Befotertinib demonstrated superior efficacy compared with icotinib in the first-line treatment for advance pts with EGFR mutation-positive NSCLC, with an acceptable safety profile.

Clinical trial identification

NCT04206072.

Editorial acknowledgement

Editorial assistance in the writing of the abstract that was provided by Betta Pharmaceuticals Co., Ltd., Hangzhou, China.
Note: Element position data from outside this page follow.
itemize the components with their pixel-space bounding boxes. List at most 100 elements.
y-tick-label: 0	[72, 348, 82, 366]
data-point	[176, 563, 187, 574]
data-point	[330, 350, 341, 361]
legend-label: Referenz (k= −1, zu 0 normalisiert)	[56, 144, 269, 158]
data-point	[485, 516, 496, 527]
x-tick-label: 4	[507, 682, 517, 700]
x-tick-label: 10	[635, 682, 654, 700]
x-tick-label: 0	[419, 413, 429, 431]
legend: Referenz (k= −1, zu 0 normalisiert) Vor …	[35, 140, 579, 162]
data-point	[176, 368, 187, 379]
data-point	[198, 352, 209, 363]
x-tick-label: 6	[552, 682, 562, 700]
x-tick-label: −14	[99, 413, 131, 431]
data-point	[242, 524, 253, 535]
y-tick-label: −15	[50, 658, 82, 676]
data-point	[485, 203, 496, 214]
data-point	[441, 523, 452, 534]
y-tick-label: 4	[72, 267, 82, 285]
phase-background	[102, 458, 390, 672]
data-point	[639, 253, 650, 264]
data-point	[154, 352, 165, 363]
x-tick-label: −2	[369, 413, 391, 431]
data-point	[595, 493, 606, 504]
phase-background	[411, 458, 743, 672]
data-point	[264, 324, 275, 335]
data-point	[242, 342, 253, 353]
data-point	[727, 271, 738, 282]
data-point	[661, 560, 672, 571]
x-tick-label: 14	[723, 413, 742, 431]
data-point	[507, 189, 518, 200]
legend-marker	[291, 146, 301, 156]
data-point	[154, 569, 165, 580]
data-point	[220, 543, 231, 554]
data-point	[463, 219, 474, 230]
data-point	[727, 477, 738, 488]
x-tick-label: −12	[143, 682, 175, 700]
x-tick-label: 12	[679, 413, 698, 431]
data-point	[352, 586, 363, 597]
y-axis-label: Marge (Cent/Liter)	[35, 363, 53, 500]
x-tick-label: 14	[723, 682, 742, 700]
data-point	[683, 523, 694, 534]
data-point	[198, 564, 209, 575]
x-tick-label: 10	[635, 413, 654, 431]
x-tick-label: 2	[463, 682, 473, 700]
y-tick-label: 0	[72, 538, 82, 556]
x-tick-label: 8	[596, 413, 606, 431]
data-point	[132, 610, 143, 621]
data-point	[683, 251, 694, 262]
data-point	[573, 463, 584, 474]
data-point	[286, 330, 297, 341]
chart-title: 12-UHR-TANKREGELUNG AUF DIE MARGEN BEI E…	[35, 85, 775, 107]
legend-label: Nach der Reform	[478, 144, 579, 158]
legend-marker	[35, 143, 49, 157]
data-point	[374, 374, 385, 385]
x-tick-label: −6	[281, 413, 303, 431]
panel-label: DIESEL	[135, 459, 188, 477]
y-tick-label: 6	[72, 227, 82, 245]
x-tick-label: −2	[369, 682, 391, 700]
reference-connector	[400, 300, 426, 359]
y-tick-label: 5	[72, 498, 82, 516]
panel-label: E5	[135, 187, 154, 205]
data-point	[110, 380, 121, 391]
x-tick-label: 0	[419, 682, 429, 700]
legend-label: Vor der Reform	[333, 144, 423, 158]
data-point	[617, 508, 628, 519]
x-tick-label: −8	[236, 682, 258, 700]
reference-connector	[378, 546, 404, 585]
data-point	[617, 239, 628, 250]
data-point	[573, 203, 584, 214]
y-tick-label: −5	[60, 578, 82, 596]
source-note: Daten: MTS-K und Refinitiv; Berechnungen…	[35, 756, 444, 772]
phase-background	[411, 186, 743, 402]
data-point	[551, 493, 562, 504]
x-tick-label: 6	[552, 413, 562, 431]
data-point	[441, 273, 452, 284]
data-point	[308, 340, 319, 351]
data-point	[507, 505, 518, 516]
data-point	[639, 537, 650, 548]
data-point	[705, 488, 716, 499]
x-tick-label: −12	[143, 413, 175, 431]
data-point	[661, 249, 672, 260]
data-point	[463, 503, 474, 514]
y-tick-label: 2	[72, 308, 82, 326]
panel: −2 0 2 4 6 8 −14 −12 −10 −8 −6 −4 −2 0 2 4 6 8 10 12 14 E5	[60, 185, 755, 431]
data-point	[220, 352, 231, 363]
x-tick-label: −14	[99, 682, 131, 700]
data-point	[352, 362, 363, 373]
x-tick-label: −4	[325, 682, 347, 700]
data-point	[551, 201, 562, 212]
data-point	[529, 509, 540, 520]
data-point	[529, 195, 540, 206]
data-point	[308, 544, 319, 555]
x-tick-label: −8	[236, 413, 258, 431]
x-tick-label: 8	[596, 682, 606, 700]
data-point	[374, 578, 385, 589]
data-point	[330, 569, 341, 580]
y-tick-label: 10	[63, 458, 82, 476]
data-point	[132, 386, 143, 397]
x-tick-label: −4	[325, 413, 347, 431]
Legal entity responsible for the study

Betta Pharmaceuticals Co., Ltd., Hangzhou, China.

Funding

Betta Pharmaceuticals Co., Ltd., Hangzhou, China.

Disclosure

S. Lu: Financial Interests, Institutional, Invited Speaker: AstraZeneca, Hansoh, Hengrui, Roche; Financial Interests, Institutional, Advisory Board: AstraZeneca, Boehringer lngelheim, GenomiCare, Hutchison MediPharma, InventisBio Co.Ltd, Menarini, Prizer, Roche, Yuhan Corporation, ZaiLab; Non-Financial Interests, Personal, Research Grant: AstraZeneca, BeiGene, BMS, Hansoh, Hengrui, Hutchison, Lilly Suzhou Pharmaceutical Co., Ltd., Roche. L. Ding: Financial Interests, Personal, Stocks/Shares: Betta Pharmaceuticals Co., Ltd. All other authors have declared no conflicts of interest.